The price of Bitcoin jumped to all-time highs just yesterday following a strong rebound the cryptocurrency saw during the weekend in a move that has added a new leg to this latest bull run.
Last Thursday, the price of Bitcoin collapsed by nearly 8.4%, plunging the cryptocurrency to $17,160 per coin after failing to hold an intraday all-time high of $19,490 the day before.
Meanwhile, bulls managed to take over the price action over the weekend, pushing the price from an intraday low of $16,435 on Friday to as much as $18,192 by the end of Sunday’s session.
This rally was solidified during yesterday’s uptick, with the price of Bitcoin moving 8% higher to once again breach the coin’s all-time highs after settling at $19,700 per coin.
This move has been greeted today with another brief pause in the price action, as bears have managed to push the price to an intraday low of $18,900 while bulls have shown up to pick up the bargain – holding the price above the $19,000 mark so far in the session as the tug of war continues.
Financial professionals have highlighted how Bitcoin’s latest advance is moving in the opposite direction of gold, as the precious metal has declined abruptly in these past few days amid a market-wide risk-on move attitude.
A report from JP Morgan recently highlighted that nearly 93 tons of gold have been sold since 6 November, with a portion of that money now flowing into BTC exchange-traded funds, such as those managed by Grayscale, as institutional investors and big Wall Street names seem to be buying the appeal of Bitcoin in a world where cash has been systematically debased by central banks.
Meanwhile, Bitcoin (BTC) advocates think that this second jump to all-time highs is strengthening their view that this is the start of another bull market that could push the price of the coin to new highs as the reputation of cryptocurrencies keeps growing in both Main Street and Wall Street.
“Our thesis is that Bitcoin is gold 2.0, that it will disrupt gold”, said Tyler Winklevoss, a strong advocate from Bitcoin’s potential as a substitute for fiat currency, during an interview with CNBC.

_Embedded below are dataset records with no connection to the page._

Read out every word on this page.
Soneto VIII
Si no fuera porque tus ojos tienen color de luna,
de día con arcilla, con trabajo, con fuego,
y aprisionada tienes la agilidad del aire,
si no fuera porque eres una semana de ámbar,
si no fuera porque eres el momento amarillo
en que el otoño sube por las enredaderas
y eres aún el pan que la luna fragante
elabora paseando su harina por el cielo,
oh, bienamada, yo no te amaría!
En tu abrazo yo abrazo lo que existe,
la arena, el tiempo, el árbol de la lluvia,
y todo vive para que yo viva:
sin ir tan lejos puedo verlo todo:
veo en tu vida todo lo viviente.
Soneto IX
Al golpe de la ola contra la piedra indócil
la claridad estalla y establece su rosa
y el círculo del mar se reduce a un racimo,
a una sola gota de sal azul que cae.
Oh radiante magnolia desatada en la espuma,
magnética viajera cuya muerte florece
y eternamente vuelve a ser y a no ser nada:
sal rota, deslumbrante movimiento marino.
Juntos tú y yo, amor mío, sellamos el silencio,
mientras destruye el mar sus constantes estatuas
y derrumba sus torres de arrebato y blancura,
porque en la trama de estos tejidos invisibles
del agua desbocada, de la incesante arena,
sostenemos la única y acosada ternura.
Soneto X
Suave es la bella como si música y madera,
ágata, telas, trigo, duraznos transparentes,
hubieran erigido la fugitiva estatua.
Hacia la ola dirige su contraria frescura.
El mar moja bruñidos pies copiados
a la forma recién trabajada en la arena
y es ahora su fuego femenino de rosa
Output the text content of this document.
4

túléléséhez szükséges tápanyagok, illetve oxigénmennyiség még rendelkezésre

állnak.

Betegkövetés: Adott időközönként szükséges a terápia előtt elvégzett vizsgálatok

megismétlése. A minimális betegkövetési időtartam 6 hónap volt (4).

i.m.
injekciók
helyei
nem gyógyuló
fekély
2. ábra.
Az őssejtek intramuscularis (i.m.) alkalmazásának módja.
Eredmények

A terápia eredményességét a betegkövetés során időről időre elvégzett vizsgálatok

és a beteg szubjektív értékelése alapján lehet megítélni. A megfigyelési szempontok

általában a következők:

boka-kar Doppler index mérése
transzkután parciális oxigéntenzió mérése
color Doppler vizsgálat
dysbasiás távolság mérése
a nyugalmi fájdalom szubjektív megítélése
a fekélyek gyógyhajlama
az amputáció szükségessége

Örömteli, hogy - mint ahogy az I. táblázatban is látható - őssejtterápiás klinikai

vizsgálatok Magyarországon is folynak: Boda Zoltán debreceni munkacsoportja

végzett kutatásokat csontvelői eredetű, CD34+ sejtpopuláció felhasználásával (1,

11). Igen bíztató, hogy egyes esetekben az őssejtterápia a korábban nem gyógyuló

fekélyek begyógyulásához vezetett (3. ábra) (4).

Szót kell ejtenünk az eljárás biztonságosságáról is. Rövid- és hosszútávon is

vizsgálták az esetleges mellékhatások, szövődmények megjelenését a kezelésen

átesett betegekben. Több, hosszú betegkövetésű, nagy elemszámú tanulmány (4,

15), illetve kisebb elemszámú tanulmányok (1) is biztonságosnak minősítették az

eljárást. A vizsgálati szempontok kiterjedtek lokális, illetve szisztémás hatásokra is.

He added: “So we think Bitcoin could price one day at $500,000 a Bitcoin. So at $18,000 Bitcoin, it’s a hold or at least if you don’t have any it’s a buy opportunity, because we think there’s a 25x from here”.
What’s next for Bitcoin?
The hourly chart above shows how bulls showed up to pick up the tab once the price of BTC dropped to the low 16,000s on Friday, with the $16,500 level serving as a launching pad for the rally seen on Saturday.
Meanwhile, today’s downtick in BTC has also been bought by some deep-pocketed investors who managed to quickly raise the price from the high 18,000s to the current quotation, highlighting how there seems to be money on the sidelines still waiting for a dip to enter a long position in the cryptocurrency.
At this stage of the rally, a much sharper pullback should still be expected, as the RSI has not yet shown the natural downtick that comes along with a truly healthy pullback. However, given the significant volume of buying power that seems to be entering every time there’s a dip, chances are that any big drops are more a buying opportunity instead of a chance to short-sell BTC.